One statistic explains why we're not making more progress on all the others. According to America's Health, Indiana is 49th among the 50 states in public health spending.   

“The average American spends $232 per month eating meals prepared outside the home,” McMahan said. “In 2017, in Allen County, we spent $13.71 per person on public health – you can't even go to a movie for that. Why is our health so poor? You get what you pay for.”

At least a part of the solution, it would appear, is for the state to resolve to spend more money helping its citizens live healthier lives.  

But what about infrastructure, public education, workforce development? How does a state with so many other challenges find more money to address its many health crises?

One solution, endorsed by the alliance and by many of those who spoke at Tuesday's conference, is for the state to raise the cigarette tax.
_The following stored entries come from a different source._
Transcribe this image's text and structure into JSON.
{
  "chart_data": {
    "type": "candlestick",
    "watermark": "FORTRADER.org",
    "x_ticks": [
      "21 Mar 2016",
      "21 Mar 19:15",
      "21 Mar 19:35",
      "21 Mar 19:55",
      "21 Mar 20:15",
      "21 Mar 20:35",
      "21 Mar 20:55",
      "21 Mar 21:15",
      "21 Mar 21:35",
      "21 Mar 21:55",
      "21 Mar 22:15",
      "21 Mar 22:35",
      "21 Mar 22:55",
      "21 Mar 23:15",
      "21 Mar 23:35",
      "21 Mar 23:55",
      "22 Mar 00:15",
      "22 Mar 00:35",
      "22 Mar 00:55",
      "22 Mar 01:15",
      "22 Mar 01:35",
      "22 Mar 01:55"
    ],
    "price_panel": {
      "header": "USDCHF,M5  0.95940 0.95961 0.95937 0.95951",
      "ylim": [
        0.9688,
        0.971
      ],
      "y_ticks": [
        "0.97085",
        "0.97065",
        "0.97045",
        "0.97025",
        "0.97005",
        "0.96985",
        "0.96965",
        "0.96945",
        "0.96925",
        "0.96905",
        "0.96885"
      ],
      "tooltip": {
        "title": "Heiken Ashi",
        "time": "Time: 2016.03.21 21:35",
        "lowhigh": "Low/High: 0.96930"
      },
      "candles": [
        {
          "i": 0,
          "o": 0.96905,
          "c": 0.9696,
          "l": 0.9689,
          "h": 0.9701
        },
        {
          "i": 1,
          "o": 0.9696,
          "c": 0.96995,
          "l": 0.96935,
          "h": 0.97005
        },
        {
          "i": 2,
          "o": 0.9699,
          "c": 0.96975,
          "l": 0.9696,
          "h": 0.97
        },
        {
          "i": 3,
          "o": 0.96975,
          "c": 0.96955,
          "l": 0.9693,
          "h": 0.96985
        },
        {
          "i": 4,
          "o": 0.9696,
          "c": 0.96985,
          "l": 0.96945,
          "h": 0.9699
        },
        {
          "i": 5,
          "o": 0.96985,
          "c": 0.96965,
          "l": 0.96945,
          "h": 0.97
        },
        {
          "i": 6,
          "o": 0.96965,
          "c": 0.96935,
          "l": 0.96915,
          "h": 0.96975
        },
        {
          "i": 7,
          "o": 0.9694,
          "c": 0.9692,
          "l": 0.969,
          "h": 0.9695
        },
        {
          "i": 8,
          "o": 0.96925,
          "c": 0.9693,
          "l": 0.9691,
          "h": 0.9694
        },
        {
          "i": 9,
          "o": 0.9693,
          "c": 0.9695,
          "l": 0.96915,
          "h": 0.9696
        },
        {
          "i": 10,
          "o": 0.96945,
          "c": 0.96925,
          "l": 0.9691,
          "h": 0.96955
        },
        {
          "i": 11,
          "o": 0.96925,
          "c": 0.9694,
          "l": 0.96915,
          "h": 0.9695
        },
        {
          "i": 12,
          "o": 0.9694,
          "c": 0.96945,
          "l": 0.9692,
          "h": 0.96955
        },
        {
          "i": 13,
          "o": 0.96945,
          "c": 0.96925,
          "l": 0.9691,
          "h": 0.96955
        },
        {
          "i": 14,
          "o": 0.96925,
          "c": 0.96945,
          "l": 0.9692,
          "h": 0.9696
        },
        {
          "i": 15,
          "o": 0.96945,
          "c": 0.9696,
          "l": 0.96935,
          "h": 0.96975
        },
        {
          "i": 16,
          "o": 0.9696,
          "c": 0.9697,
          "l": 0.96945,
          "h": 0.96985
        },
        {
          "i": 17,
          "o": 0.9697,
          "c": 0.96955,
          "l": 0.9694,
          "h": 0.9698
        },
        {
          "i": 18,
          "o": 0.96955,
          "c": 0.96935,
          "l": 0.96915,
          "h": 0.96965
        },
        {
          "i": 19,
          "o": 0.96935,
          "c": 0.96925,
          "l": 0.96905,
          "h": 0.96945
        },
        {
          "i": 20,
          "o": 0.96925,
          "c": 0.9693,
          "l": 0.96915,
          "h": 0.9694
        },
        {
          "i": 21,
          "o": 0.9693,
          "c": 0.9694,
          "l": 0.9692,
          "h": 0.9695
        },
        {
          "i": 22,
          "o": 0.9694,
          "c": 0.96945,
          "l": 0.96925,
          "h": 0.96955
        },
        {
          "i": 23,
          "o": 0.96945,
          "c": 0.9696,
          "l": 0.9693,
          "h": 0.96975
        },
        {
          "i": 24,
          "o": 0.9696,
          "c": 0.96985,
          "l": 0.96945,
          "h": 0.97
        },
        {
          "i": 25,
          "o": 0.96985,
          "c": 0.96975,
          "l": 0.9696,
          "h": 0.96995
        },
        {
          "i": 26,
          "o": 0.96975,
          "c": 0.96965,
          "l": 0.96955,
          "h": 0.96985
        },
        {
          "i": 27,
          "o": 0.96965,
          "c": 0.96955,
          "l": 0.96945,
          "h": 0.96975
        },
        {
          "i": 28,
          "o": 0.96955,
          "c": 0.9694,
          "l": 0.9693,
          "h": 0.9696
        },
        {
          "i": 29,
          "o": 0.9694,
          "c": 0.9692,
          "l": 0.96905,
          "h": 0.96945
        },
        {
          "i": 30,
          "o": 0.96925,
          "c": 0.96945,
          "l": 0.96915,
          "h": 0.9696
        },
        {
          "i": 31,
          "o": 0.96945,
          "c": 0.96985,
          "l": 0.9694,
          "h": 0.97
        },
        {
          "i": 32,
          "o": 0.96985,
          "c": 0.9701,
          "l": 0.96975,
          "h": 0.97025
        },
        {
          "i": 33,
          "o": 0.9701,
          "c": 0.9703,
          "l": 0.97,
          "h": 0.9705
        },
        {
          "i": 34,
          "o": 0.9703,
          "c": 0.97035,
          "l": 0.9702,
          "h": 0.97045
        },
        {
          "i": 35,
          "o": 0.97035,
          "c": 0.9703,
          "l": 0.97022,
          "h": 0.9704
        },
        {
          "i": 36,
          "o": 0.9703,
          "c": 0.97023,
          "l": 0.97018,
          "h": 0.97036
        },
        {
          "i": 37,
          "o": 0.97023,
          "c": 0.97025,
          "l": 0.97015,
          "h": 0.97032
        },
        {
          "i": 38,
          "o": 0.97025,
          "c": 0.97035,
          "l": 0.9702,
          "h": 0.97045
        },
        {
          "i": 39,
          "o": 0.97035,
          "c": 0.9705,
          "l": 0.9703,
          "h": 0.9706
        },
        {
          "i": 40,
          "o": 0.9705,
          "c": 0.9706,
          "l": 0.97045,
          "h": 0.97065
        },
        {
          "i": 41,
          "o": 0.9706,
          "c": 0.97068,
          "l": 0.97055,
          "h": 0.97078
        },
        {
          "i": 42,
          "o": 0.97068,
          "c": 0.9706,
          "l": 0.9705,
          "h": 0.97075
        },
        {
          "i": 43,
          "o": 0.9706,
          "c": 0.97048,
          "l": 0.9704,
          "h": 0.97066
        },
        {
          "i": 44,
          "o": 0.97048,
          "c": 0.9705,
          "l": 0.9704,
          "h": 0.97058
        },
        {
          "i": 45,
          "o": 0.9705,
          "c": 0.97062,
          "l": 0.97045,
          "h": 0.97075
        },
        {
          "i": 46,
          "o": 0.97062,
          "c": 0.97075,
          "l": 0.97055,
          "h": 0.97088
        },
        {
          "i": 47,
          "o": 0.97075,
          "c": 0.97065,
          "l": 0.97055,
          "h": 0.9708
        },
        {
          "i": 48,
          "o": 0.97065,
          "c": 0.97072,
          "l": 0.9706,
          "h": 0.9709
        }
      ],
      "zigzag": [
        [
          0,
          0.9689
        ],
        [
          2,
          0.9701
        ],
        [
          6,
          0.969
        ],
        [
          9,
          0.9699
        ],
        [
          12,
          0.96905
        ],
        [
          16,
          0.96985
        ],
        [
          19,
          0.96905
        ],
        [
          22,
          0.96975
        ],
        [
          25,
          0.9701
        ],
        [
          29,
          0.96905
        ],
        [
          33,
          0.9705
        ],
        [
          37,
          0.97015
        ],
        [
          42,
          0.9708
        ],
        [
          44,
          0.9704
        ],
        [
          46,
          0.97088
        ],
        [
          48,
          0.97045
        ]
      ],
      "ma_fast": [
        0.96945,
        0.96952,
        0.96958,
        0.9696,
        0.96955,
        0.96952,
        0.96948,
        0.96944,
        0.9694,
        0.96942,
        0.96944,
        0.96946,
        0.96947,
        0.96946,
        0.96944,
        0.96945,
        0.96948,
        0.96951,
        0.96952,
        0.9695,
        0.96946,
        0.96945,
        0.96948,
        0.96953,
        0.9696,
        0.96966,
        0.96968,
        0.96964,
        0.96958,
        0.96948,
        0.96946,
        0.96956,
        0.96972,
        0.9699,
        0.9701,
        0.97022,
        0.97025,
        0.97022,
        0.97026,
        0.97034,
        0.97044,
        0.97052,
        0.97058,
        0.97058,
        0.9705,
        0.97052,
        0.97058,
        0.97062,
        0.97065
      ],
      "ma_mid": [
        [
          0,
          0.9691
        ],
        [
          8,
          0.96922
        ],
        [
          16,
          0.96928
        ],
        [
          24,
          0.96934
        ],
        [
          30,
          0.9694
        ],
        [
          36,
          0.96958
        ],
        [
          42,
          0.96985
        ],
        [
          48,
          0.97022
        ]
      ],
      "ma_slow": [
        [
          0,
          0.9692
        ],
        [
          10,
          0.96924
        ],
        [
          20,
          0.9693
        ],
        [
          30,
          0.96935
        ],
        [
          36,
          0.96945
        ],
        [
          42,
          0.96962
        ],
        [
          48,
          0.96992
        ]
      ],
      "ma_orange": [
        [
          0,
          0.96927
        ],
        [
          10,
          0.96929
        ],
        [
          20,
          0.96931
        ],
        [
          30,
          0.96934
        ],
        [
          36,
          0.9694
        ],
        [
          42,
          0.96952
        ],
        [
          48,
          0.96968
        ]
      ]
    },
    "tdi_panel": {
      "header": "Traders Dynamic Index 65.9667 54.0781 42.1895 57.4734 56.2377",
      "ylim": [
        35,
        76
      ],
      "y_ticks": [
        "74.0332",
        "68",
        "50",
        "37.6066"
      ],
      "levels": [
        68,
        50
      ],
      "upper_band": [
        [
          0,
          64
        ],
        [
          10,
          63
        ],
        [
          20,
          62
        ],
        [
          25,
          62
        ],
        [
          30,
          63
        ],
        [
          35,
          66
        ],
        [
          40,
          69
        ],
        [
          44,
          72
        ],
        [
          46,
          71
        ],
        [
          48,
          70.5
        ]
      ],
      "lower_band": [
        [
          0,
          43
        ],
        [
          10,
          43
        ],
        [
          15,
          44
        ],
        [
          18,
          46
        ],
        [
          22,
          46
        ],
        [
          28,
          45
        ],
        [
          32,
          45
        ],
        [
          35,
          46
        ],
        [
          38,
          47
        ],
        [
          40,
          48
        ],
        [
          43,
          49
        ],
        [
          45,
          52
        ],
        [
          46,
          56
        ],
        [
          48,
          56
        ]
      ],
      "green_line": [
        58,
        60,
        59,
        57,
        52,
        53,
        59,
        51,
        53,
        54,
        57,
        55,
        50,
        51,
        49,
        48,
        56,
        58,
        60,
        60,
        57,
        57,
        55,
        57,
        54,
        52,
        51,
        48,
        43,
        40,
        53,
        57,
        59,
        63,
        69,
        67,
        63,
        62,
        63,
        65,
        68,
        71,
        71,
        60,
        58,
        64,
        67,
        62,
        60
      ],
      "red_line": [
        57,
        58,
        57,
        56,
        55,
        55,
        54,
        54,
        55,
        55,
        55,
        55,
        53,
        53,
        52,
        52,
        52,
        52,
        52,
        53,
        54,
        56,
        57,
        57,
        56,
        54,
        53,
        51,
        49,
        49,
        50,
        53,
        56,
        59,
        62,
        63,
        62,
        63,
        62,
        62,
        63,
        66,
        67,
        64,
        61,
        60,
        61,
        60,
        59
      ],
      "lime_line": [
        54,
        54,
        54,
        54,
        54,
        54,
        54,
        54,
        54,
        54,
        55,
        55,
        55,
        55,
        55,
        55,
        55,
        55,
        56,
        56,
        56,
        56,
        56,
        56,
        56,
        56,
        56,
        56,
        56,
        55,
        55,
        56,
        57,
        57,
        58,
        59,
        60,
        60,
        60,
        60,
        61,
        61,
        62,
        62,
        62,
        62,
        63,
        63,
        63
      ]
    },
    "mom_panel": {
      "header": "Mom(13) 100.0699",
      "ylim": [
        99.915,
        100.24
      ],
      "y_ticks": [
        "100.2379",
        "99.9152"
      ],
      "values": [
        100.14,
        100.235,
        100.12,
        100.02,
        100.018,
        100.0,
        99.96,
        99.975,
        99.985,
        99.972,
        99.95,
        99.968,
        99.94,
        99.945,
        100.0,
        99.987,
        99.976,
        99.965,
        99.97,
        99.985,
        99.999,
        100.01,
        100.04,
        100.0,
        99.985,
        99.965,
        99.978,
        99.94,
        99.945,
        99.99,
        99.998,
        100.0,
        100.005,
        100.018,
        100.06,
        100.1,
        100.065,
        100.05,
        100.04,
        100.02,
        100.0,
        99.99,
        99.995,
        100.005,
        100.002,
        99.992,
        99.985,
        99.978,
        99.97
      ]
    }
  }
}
“Raising the cigarette tax is absolutely the best way to reduce smoking in the community,” GiaQuinta said. “It has been well studied that the greater the tax, the less people will smoke. And the downstream effects from that will be seen immediately” on such problems as infant mortality, he said.

Then, GiaQuinta said, “that money needs to go back into public health. ... We need the funding to drive these initiatives. Whether it's obesity, where I can see patients for obesity but I have nowhere to send them. Or whether it's smoking, needing to funnel them into a tobacco-cessation program.” Or substance abuse and mental health treatment. 

The Alliance for a Healthier Indiana says a $1.50-per-pack additional tax on cigarettes could bring the state $315 million annually. The legislature needs to give that proposal serious attention next January.

As McMahan noted, there's always a positive return on money invested in proven public-health strategies. Healthy students are better learners; healthy workers are more productive. Health care costs go down. Most important, the quality of life could be improved for millions of Hoosiers.